Yamaha è costretta, quindi, a prestare attenzione alle esigenze di Rossi. Se insoddisfatto del trattamento riservatogli per la prossima stagione, il pesarese potrebbe fare gioco con Monster Energy e “strappare” definitivamente lo sponsor a Yamaha.
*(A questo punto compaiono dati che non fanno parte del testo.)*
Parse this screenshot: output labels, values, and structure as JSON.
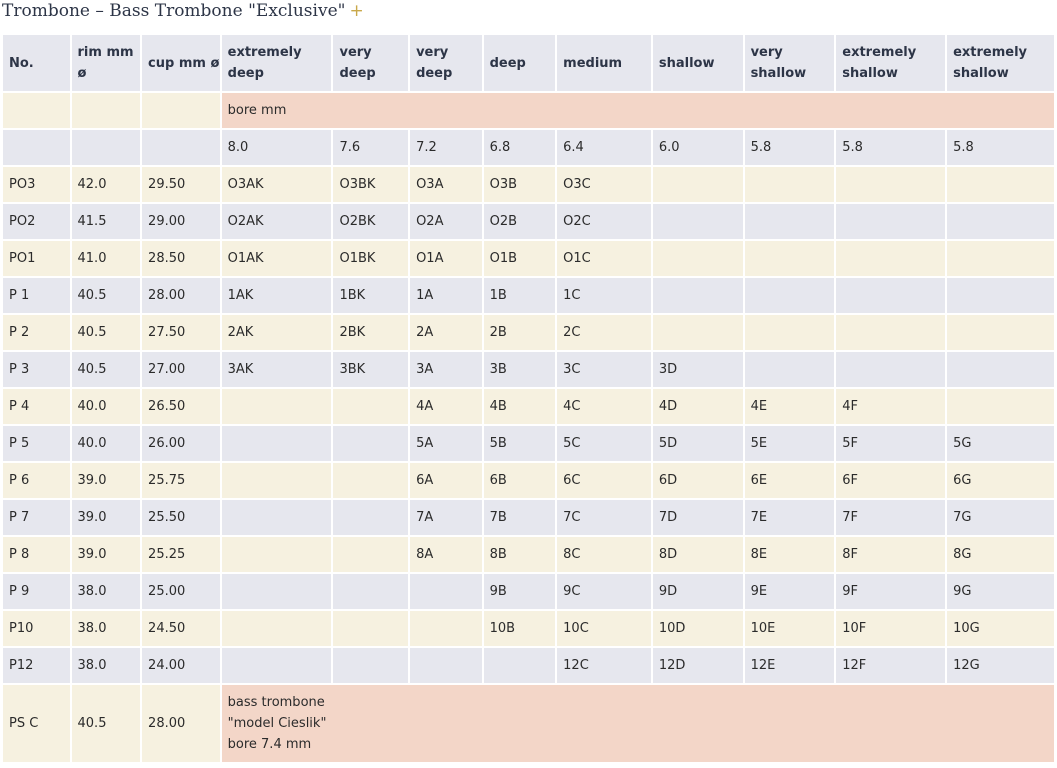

Infatti sono sempre più insistenti le voci che danno per certo l’ingresso del team VR46 in MotoGP nel 2022 e, con lo spazio per lo sponsor principale ancora vuoto, le suggestioni hanno campo libero.

Franco Morbidelli chiave di volta nel rapporto Valentino Rossi-Yamaha

Un altro aspetto che contribuisce alla stretta interdipendenza tra Valentino Rossi e Yamaha è Franco Morbidelli, vice-campione del mondo MotoGP nella passata stagione in sella alla Yamaha Petronas. Il pilota romano, benché non avesse a disposizione gli aggiornamenti degli altri compagni di marca, si è dimostrato il miglior pilota Yamaha nel 2020. Tre vittorie sulle sette complessive di Yamaha e una costanza di rendimento che nessun altro, in sella alla moto di Iwata, ha messo in luce. Ciononostante Yamaha riserverà a Franco, anche nel 2021, un trattamento da pilota non ufficiale. Morbidelli infatti, che non ha nascosto insoddisfazione per l’irriconoscenza di Iwata, avrà tra le mani per l’anno venturo una Yamaha “Spec A” 2020.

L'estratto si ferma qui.